Abitare il piemontese: la parola di questa settimana è Bagné (annaffiare, bagnare, intingere, inumidire, inzuppare)

Abitare il piemontese: la parola della settimana è Ciamé

ABITARE IL PIEMONTESE Chissà quanti hanno già provato a far ripetere a un interlocutore: doi povȓon bagnà ant ȓ’euȓi! Chi ne è rimasto soddisfatto? Pochi, forse nessuno, a causa per la particolare erre palatale debole, detta anche fricativa, dominante in questa frase. È difficile replicare quel suono unico e antico che stabilisce un’identità inconfondibile tra Langhe, Roero e Monferrato: o lo si impara da bambini o niente. Parliamo di una parola contenuta nella famosa frase: bagné. L’origine è il latino balneare (bagnare), denominale di balneum (bagno), ma ciò che interessa del verbo piemontese sono i molteplici significati che assume. Bagné vuol dire bagnare nell’accezione italiana, ma prende anche il significato di annaffiare (bagné ȓ’òrt, annaffiare/irrigare l’orto); l’azione avviene con uno strumento chiamato bagnur (annaffiatoio). Bagné ëȓ pan significa inzuppare il pane; bagné ra piuma (intingere la piuma nel calamaio); bagné ‘nt ȓ’euȓi (fare il pinzimonio); bagnesse ‘ȓ bèch (bagnarsi il becco), ma in realtà significa bere.

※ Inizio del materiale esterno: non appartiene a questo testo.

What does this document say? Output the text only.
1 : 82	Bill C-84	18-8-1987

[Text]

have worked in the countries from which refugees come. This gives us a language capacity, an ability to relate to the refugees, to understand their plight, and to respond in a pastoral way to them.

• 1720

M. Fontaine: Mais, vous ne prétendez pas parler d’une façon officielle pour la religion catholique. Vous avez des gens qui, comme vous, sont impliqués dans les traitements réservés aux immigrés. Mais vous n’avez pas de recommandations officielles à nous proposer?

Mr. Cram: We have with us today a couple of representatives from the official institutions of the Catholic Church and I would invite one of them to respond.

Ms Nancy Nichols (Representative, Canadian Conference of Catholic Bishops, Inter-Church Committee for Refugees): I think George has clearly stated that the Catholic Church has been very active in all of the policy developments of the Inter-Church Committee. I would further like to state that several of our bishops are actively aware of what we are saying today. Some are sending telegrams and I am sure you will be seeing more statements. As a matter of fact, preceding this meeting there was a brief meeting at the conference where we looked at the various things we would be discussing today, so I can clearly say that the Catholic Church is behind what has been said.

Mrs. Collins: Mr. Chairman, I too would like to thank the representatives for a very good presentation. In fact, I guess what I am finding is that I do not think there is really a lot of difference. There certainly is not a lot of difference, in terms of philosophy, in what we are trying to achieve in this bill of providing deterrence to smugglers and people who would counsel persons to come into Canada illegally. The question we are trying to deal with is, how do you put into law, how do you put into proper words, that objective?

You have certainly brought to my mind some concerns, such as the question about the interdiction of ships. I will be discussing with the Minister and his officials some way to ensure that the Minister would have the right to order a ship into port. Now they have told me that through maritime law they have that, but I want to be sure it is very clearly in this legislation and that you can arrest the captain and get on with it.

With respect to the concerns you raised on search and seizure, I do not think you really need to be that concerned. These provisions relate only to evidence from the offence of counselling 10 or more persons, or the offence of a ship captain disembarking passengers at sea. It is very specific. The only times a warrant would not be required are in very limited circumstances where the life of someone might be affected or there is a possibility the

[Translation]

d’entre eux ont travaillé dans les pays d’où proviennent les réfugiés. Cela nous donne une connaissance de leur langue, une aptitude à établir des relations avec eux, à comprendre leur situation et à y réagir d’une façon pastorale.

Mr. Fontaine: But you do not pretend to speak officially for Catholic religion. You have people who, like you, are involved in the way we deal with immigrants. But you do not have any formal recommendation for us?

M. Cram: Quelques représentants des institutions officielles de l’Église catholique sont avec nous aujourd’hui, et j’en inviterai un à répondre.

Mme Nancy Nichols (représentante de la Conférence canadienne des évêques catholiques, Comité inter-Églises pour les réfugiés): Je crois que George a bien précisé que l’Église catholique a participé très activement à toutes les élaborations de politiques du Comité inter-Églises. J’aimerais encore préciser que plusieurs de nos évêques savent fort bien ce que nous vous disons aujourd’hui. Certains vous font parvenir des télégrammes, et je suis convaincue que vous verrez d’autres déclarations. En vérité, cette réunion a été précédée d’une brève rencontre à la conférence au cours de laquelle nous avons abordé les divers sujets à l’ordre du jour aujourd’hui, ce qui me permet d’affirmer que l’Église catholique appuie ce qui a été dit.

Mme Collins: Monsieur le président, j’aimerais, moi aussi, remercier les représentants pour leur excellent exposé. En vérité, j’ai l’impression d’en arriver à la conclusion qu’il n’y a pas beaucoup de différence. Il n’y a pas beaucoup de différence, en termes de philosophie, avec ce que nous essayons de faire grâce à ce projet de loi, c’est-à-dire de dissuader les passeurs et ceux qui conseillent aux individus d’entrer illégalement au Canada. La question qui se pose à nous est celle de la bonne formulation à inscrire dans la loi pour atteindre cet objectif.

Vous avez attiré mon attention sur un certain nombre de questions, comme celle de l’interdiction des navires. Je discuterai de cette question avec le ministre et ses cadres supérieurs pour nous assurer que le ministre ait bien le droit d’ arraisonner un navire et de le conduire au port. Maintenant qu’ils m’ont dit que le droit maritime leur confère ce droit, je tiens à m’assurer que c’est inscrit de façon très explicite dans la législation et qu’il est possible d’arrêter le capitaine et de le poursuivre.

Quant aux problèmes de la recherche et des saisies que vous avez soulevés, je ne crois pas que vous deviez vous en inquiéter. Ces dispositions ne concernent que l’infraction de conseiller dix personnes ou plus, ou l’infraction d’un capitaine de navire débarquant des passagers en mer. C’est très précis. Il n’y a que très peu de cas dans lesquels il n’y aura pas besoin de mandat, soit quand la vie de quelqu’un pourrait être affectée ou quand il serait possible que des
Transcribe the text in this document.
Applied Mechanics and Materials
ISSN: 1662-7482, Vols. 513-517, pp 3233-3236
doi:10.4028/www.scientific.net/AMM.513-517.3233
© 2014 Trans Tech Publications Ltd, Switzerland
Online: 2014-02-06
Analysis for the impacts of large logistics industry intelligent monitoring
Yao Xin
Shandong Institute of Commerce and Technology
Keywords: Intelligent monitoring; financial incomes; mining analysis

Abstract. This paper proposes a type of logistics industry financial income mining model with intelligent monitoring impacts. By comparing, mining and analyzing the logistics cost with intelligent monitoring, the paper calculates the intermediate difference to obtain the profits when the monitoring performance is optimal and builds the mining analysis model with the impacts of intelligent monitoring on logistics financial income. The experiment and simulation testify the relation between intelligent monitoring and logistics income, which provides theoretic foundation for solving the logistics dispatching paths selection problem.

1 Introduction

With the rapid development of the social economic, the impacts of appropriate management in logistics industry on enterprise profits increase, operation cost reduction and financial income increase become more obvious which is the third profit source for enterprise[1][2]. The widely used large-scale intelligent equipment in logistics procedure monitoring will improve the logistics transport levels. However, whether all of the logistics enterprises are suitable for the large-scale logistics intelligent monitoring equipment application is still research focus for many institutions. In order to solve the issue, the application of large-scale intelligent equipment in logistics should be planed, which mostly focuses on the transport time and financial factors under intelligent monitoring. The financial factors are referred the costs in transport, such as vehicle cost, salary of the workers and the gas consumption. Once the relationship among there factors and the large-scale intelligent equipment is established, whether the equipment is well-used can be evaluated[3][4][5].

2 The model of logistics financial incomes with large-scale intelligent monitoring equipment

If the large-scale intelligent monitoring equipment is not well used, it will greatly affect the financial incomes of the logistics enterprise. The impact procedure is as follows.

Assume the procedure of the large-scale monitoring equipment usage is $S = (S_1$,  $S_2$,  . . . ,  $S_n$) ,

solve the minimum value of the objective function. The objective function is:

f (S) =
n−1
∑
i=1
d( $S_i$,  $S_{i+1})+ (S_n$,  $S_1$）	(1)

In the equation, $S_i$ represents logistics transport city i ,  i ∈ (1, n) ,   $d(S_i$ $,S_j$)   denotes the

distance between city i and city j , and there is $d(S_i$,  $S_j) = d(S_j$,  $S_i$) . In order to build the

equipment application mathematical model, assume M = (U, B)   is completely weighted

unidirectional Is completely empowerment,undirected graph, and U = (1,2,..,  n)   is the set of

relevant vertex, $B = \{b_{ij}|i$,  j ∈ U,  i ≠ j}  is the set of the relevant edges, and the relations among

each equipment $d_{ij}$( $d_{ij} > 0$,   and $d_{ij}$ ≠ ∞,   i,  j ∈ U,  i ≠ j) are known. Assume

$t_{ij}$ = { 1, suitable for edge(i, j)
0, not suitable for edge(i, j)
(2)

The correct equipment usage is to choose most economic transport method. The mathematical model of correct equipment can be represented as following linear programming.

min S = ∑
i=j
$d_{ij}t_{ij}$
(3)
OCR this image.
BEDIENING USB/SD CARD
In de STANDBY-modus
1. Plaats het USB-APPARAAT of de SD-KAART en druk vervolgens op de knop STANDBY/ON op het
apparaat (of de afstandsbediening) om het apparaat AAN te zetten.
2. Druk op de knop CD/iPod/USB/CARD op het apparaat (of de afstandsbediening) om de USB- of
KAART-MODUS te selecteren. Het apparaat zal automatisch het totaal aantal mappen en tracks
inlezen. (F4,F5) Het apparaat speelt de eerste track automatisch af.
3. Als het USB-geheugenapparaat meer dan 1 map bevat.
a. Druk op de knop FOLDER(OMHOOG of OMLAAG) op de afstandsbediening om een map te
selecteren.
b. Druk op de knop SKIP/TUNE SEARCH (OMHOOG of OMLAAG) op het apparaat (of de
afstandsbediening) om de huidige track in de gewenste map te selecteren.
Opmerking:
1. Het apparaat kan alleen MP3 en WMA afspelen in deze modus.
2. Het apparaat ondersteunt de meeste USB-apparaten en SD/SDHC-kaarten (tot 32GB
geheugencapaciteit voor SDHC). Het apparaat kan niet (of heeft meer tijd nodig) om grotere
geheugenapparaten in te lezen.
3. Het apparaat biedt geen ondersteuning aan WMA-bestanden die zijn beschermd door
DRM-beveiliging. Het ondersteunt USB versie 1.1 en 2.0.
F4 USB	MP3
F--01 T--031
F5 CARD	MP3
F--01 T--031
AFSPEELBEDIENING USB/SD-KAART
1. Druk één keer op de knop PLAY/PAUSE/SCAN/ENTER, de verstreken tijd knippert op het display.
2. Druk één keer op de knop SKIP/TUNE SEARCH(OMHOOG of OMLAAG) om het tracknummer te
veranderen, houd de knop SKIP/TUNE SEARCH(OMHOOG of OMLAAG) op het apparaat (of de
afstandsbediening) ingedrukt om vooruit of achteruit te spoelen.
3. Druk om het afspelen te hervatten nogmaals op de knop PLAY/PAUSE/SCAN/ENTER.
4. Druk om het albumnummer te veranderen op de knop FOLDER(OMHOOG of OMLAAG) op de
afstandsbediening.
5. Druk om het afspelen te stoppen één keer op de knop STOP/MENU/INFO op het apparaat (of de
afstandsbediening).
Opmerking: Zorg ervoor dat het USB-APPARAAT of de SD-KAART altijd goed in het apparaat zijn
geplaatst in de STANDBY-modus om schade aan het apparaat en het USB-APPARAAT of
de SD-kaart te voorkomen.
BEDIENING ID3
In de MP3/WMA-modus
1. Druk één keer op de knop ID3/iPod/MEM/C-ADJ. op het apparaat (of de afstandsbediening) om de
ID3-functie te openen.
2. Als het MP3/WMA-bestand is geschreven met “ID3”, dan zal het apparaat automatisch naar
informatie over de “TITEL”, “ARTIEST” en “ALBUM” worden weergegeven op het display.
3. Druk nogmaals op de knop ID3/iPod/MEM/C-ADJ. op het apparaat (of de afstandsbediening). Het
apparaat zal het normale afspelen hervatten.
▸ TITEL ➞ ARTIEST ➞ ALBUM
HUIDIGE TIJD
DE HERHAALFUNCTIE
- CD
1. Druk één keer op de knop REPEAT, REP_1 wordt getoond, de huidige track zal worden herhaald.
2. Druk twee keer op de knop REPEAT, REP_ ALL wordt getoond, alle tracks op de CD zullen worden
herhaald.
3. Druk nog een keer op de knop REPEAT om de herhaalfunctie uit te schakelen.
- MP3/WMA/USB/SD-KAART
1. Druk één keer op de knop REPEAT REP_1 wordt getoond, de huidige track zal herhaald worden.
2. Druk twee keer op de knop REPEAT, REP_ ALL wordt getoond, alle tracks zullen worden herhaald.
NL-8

La tradizione culinaria piemontese annovera due parole derivanti da bagné, quali bàgne e bagnèt, salse e intingoli di varia entità! C’è poi quel modo di dire bagné o nas (bagnare il naso), utilizzato per dire di essere migliori di qualcuno o comunque averlo superato. Era usanza delle scuole di un tempo: lo scolaro che ne sapeva più del compagno veniva invitato dal maestro a inumidire all’alunno ignorante la punta del naso con il dito bagnato di saliva. Questa abitudine pare collegata addirittura al diritto normanno, in cui si espiava un’ingiuria tirandosi il naso: Quod si tali convicio querela fuerit procreata ed querelatus taliter emendare quod nasum suum digitis per summitatem tenebit et sic dicet “ex eo quod vocari te latronem, omicidam, etc… mentitus fui” et hoc solemptiter debet fieri in assisiis vel in ecclesia die solemnii (ché se da tale oltraggio sia nata una querela e il querelato sia stato confesso o ritenuto colpevole per vergogna corporale deve in tal modo riparare e cioè terrà con le dita il suo naso in punta e dirà così: «per il fatto che ti ho chiamato ladro, omicida, ecc… ho mentito, e questo deve avvenire solamente nelle assise o in un’assemblea del popolo in un giorno solenne».